Takehiro Oikawa, 46 ans, dirige une cave à Ofunato, une autre ville de la préfecture d'Iwate qui a été durement touchée par le tsunami.

Il a déclaré que le séisme du 20 avril lui avait rappelé le puissant tremblement de terre survenu deux jours seulement avant la catastrophe de 2011.

« Cela fait 15 ans et c'est effrayant car un tremblement de terre important peut survenir à tout moment », a déclaré Oikawa. « Je veux être bien préparé. »

Environ 200 personnes se sont rassemblées à la salle culturelle civique d'Ofunato après le dernier séisme, dont Nayoko Suzuki, 69 ans, qui a fui son domicile avec ses trois petits-enfants.

« Lors du grand tremblement de terre dans l'est du Japon, un tsunami plus important que ce que l'agence météorologique japonaise avait annoncé s'est produit, et le restaurant que je dirigeais à l'époque a été inondé par 1,5 mètre d'eau », a déclaré Suzuki.

Deux de ses petits-enfants dormaient à la salle culturelle tandis que leur père, pompier volontaire, patrouillait dans la ville.

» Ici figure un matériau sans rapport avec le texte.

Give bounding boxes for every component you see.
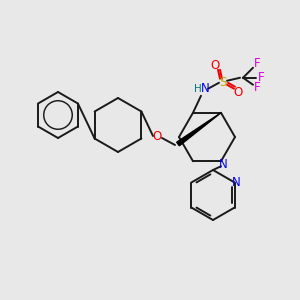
Text: N: N [219, 158, 227, 171]
Text: O: O [210, 59, 220, 72]
Text: O: O [233, 86, 243, 99]
Polygon shape [177, 113, 221, 146]
Text: F: F [254, 81, 260, 94]
Text: N: N [201, 82, 209, 95]
Text: F: F [254, 57, 260, 70]
Text: H: H [194, 84, 202, 94]
Text: N: N [232, 176, 241, 189]
Text: S: S [219, 76, 227, 89]
Text: O: O [152, 130, 162, 143]
Text: F: F [258, 71, 264, 84]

À Kesennuma, préfecture de Miyagi, Akira Hatakeyama, 84 ans, et sa femme, sous la pression de leurs enfants, ont fui leur appartement situé au quatrième étage d'un logement public sinistré avec seulement les vêtements qu'ils portaient.

Ils se sont réfugiés dans un lycée local.

« Les secousses étaient suffisantes pour me rappeler un peu il y a 15 ans », a déclaré Hatakeyama.

Les évacuations autour de la région du Tohoku ont montré une dépendance continue aux véhicules.

À Otsuchi, dans la préfecture d'Iwate, vers 18 heures, environ 100 voitures étaient arrivées dans un centre de recyclage de montagne désigné comme refuge.

Une femme de 74 ans qui s'y rendait en voiture avec son voisin d'environ 90 ans a souligné la difficulté d'évacuer à pied dans une communauté vieillissante.

« Je suis heureuse que le tremblement de terre se soit produit alors qu'il faisait encore jour », a-t-elle déclaré.

RUPTURE INTERMINÉE

Selon Shinji Toda, professeur de sismogéologie à l'Université de Tohoku, l'événement du 20 avril était un séisme à la limite des plaques.

Cela s'est produit dans une zone où la tension persiste depuis 2011 parce que le grand séisme n'a pas complètement étendu la rupture de la limite des plaques, a déclaré Toda.

PRÉCAUTIONS RECOMMANDÉES

Dans le cadre de l'avertissement du gouvernement concernant un prochain méga-séisme, les habitants sont invités à prendre les précautions suivantes : s'assurer qu'ils peuvent évacuer en cas de tsunami à toute heure du jour ou de la nuit ; dormir avec des vêtements qui permettent une évasion immédiate ; garder les chaussures et autres objets à portée de leur chevet pendant leur sommeil ; ayez toujours sur vous des objets de valeur tels que de l’argent liquide et des pièces d’identité ; et examiner les mesures de préparation quotidiennes, telles que les itinéraires d'évacuation, les méthodes de contact avec les membres de la famille et le stock de fournitures d'urgence.